The only other tangible experience I have with learning a foreign language is with Spanish. Spanish was never something I was particularly motivated to learn about, it was just something I'd grown up around and happened to be good at. I learned the same things over and over because the schooling wasn't very consistent, and I just didn't really care.

I'm struggling now with getting past that first hump of learning the basics. I am not conversational in any regard (I feel like I can barely talk about the things I know the vocabulary for), but I do have a good grip on the basics (the main uses of the particles, sentence order, vocab, phrases, etc.). Now that I've succeeded that first hurdle, I'm starting to get to a point where feeling rewarded for learning something new is getting a little harder. I have to imagine that it will get harder and harder to feel like I'm getting anywhere, but I have to keep pushing through.

This week, I'm learning "May I..." and "You must not..." phrasing. This was the most homework I've done for my class so far. And that's on top of all the other studying I do between Anki, kanji, and writing to try to use what I'm learning.

Let me give you a tip right now: please don't ignore kanji. Even if you're reading a manga or novel with furigana to practice your hiragana/katakana comprehension, I think it's a good idea to at least look at the character you're reading. It may seem overwhelming, but the more times you stare at that character and say the sounds, the more quickly it will stick in your brain. And writing them really helps. I am warning you of this now because I got through 13 or 14 chapters learning with this school before I started to pay attention to kanji, and I'm now having to reteach myself all of this vocabulary because I didn't know how to read it. It seems slower while you're doing it to learn everything, but it'll end up fast-tracking you to comprehension quicker.

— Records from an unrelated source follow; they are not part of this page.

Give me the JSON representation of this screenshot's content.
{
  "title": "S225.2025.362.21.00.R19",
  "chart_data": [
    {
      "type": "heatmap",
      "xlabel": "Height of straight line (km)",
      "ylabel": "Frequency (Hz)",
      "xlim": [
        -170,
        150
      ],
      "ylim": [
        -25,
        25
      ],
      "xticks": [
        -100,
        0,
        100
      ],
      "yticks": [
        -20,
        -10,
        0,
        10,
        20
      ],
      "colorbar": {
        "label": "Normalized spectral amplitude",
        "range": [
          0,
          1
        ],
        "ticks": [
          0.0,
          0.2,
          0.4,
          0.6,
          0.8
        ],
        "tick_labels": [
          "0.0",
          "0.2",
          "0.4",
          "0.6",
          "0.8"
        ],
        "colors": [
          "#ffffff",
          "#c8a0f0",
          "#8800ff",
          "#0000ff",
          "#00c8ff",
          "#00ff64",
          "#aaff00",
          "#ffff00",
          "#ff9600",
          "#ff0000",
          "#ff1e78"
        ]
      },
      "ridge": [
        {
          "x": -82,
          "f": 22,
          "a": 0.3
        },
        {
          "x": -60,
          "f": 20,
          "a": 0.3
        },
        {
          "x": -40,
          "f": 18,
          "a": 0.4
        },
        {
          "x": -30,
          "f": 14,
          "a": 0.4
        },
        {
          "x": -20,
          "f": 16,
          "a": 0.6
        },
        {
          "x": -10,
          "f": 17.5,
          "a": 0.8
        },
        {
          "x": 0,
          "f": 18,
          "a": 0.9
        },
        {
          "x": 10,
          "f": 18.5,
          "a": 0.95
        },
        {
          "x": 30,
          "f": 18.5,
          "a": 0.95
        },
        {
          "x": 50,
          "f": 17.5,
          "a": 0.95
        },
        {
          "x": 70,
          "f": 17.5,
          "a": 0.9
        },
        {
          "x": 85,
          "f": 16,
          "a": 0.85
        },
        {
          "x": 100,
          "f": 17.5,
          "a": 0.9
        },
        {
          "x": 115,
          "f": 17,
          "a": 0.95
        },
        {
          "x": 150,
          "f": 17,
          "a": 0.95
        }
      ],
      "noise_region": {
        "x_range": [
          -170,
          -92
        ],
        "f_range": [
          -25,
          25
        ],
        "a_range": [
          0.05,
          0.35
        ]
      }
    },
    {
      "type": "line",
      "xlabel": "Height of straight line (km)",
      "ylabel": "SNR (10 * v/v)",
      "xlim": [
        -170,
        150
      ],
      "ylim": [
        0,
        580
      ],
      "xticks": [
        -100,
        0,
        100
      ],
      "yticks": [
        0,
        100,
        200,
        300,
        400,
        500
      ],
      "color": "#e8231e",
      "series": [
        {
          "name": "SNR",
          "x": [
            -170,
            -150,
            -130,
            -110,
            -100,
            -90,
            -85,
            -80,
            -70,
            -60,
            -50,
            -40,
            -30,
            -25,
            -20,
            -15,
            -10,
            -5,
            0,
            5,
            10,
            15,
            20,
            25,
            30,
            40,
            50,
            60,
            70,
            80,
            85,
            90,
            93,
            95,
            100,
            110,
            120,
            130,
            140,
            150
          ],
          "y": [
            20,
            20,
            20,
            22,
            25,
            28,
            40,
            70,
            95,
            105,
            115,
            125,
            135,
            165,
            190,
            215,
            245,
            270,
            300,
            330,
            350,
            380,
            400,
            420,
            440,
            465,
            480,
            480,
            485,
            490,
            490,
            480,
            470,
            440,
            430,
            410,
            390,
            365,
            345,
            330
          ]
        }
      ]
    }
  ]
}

I need to find more ways to practice actually speaking. This is everyone's problem when learning a language, and it's the easiest component to ignore. I have a conversation partner I usually meet with at least once a week. But he's a conversation partner, and I just said I'm not conversational. I try to say whatever sentences (or words) I can in Japanese, and I'll ask questions, but his English is football fields beyond my Japanese. There's another partner I've met with whose English is much closer to my Japanese level, so I need to meet with her again. I think it's scarier, but better if you meet with someone who has a low comprehension level. That way, you're forced to learn to communicate. When I'm talking with the first partner I mentioned, it's so much easier just to talk in English.

I'm just pouring out thoughts here. It's been a long day. I study probably at least a couple hours, total, every day, so I know I must be improving. I just don't see it most of the time.